In their study published December 20 in Nature Cancer, first author Lin Wang, PhD and senior author Aaron Diaz, PhD, found that phenotype switching, as opposed to genetic evolution, may be the escape mechanism that explains the failure of precision therapies to date. They found that some cells shift to a mesenchymal, radiation-resistant phenotype (state) as a stress response following standard therapy.
“We asked if there is another mechanism that explains therapeutic resistance,” said Diaz, associate professor of neurological surgery at the UCSF Weill Institute for Neurosciences. “Our study concludes that, rather than a genetic evolution, there is a phenotypic plasticity or transition which allows these cells to evade therapy.”
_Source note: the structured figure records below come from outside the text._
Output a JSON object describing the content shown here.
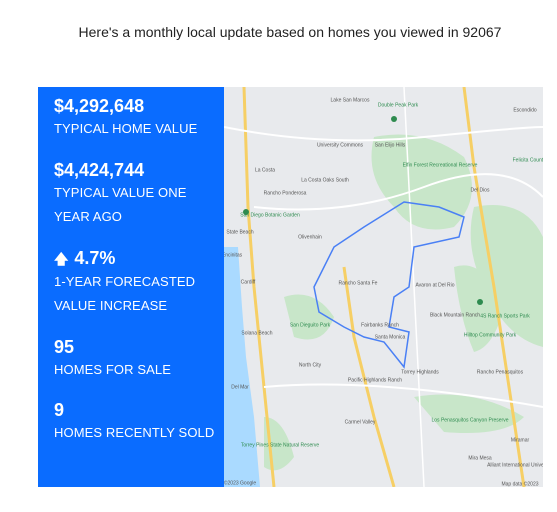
{
  "heading": "Here's a monthly local update based on homes you viewed in 92067",
  "stats": [
    {
      "value": "$4,292,648",
      "label": "TYPICAL HOME VALUE"
    },
    {
      "value": "$4,424,744",
      "label": "TYPICAL VALUE ONE YEAR AGO"
    },
    {
      "value": "4.7%",
      "label": "1-YEAR FORECASTED VALUE INCREASE"
    },
    {
      "value": "95",
      "label": "HOMES FOR SALE"
    },
    {
      "value": "9",
      "label": "HOMES RECENTLY SOLD"
    }
  ],
  "map": {
    "labels": [
      "Lake San Marcos",
      "Double Peak Park",
      "Escondido",
      "University Commons",
      "San Elijo Hills",
      "Elfin Forest Recreational Reserve",
      "Felicita County Park",
      "La Costa",
      "La Costa Oaks South",
      "Rancho Ponderosa",
      "Del Dios",
      "San Diego Botanic Garden",
      "Olivenhain",
      "State Beach",
      "Encinitas",
      "Rancho Santa Fe",
      "Avaron at Del Rio",
      "Cardiff",
      "San Dieguito Park",
      "Fairbanks Ranch",
      "Black Mountain Ranch",
      "4S Ranch Sports Park",
      "Solana Beach",
      "Hilltop Community Park",
      "Santa Monica",
      "North City",
      "Del Mar",
      "Pacific Highlands Ranch",
      "Torrey Highlands",
      "Rancho Penasquitos",
      "Carmel Valley",
      "Los Penasquitos Canyon Preserve",
      "Torrey Pines State Natural Reserve",
      "Mira Mesa",
      "Miramar",
      "Alliant International University",
      "©2023 Google",
      "Map data ©2023"
    ]
  }
}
To identify what drives treatment resistance to standard therapy, as well as the cellular source of recurrent disease, UCSF researchers used single-nucleus RNA, open-chromatin, spatial profiling to analyze 86 primary-recurrent, patient-matched, paired GBM specimens. This unprecedented cohort represented decades of biobanking at UCSF.
With access to thirty years’ worth of GBM’s, the scientists were able to present novel cell-intrinsic and cell-extrinsic targets as well as a single-cell multi-omics atlas of GBM under therapy. This was the first time that researchers were able to comprehensively map intra-cellular signaling in the tumor-anatomical niches of recurrent GBM and identify novel cell-extrinsic therapeutic targets.